The Australian Greens believe that the religious exemptions in the Sex Discrimination Act strike the wrong balance between freedom of religion and protection from arbitrary discrimination. It is a great shame that this Labor government has passed up two important opportunities to strike them out. This bill permits a request for information, or the keeping of records, to require that a person be identified as either male or female, irrespective of how a person identifies themselves. There are a significant number of people in our society, with estimates ranging between 1.9 per cent and four per cent, who just do not—and indeed, in some cases, cannot because of their physiological make-up—identify strictly as either male or female. They face daily difficulties in employment, housing, credit and welfare matters because the associated requests for information and the records kept do not accommodate their identity. Given that the draft Australian government guidelines on the recognition of sex and gender will be adopted from 1 July 2013, we believe this aspect of the bill needs to be revisited as a matter of priority.
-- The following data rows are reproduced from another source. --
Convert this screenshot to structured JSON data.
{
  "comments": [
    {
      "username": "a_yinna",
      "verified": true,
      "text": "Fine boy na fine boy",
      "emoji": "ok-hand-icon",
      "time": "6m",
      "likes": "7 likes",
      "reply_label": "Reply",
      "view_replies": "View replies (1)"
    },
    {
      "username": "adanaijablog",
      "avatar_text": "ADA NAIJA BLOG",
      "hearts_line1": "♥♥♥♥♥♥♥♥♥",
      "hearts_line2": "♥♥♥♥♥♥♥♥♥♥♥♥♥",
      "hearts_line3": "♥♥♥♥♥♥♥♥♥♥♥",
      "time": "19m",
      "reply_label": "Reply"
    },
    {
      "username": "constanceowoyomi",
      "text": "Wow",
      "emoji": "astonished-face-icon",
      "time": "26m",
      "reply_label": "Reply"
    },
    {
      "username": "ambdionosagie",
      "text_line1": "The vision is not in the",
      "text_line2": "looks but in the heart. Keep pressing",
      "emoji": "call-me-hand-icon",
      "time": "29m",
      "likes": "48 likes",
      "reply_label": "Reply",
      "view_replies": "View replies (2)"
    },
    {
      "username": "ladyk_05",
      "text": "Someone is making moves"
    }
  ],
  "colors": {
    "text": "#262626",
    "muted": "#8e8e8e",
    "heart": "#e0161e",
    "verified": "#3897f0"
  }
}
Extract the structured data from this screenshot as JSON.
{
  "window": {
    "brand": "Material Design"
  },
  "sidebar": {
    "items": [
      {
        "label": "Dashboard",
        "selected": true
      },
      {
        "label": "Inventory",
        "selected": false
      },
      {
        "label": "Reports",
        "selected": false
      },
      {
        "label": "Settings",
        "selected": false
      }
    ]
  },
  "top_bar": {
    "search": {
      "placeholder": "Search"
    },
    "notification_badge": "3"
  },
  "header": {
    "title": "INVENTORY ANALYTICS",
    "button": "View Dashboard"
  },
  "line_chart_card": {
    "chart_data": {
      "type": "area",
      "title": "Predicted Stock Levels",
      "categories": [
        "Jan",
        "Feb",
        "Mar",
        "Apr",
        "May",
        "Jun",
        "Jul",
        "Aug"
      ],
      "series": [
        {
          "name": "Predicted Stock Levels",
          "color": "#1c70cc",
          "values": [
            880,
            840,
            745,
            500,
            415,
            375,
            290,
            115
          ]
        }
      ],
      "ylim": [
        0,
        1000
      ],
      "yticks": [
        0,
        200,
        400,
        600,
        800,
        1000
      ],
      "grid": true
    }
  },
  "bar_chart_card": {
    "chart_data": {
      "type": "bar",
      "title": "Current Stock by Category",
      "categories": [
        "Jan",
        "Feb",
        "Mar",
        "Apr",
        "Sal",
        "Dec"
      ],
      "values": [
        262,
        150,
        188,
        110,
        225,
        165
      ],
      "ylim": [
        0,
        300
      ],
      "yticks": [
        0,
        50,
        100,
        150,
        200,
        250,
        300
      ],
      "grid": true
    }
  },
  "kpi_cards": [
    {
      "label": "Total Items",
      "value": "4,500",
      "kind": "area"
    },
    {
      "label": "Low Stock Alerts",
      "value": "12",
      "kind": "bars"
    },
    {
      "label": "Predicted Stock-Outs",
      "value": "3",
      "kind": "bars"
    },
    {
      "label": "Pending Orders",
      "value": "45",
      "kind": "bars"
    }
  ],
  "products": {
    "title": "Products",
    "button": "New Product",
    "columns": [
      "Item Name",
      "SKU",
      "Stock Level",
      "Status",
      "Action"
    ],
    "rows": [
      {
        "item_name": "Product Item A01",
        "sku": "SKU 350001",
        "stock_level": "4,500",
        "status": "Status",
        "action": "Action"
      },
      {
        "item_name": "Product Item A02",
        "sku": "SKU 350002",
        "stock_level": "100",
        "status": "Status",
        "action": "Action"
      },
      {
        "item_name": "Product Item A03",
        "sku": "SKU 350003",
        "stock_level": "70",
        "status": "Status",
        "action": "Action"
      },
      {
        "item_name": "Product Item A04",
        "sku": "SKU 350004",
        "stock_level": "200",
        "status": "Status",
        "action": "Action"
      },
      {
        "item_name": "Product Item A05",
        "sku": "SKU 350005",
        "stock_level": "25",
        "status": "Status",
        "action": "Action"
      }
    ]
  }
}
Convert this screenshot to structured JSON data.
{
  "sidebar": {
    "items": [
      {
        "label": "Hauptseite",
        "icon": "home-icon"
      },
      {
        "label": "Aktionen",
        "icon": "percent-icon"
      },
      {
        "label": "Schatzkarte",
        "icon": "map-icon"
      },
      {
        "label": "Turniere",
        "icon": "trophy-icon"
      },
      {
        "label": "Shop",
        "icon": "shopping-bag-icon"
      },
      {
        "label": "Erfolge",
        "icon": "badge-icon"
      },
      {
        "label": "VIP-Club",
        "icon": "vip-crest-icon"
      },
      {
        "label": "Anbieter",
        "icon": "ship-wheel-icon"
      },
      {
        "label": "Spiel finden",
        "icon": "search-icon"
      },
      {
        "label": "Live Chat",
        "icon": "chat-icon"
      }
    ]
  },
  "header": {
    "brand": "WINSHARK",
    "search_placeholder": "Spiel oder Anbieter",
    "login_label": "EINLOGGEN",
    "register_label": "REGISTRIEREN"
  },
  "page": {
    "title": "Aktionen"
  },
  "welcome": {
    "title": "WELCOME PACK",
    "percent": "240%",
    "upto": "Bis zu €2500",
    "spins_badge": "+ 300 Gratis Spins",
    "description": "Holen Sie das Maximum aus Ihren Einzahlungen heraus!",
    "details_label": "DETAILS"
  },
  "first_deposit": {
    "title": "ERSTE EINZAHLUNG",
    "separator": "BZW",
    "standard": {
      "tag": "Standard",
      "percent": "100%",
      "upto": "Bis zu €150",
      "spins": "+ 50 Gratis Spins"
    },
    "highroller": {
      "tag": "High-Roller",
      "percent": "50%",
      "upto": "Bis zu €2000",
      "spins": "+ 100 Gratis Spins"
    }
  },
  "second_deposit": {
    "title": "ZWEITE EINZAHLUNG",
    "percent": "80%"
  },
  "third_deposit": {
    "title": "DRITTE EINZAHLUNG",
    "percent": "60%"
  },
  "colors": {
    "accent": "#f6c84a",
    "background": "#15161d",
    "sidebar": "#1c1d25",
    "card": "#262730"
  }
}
The Australian Greens have raised with the Attorney-General and the government the issue of consistency between the proposed Commonwealth legislation and state legislation. Some jurisdictions in Australia, such as Tasmania, have a more advanced state of anti-discrimination law where there are no exemptions for religious bodies. It is interesting to note that the world has not ended in Tasmania, despite the protestations of religious organisations against the lifting of the exemptions! We have some concerns that, in jurisdictions with more progressive laws, like Tasmania, the amended Sex Discrimination Act will be so inconsistent with them as to render such jurisdictions' laws invalid. However, we support this bill on the basis of advice from the government that the Commonwealth legislation is not intended to cover the field with respect to such jurisdictions. We support this bill on the basis of advice from the government that it intends for state protections from discrimination to operate concurrently with the federal law. In short, we support this bill because it goes some way towards improving protections for people against discrimination in Australia.

I indicate that we will not be supporting the coalition amendment, because this would remove the function whereby a regulation can specifically address this issue with respect to a state's legislation. We oppose this coalition amendment because it would allow a regressive state to pass discriminatory laws with automatic precedence over the Commonwealth law, and that is certainly not an outcome that the Australian Greens will countenance.

There is no doubt that this bill could have gone further and falls short in many respects, and the Australian Greens will continue to work towards a future where this task is complete. I will be moving a second reading amendment on behalf of the Australian Greens, as circulated in the chamber. The amendment notes, while not declining to pass the bill, that this bill is intended to replace the Human Rights and Anti-Discrimination Bill 2012 and, despite three successive Attorneys-General committing to streamlining and modernising anti-discrimination and human rights law, this bill does not achieve that; that this bill preserves sections 37 and 38 of the Sex Discrimination Act 1984 and so extends exemptions for religious bodies to discriminate on the grounds of newly protected attributes; and that the government has stated that this Commonwealth legislation is not intended to cover the field with respect to jurisdictions with more advanced anti-discrimination laws and intends for state protections against discrimination to operate concurrently with the federal law. I commend the amendment to the Senate.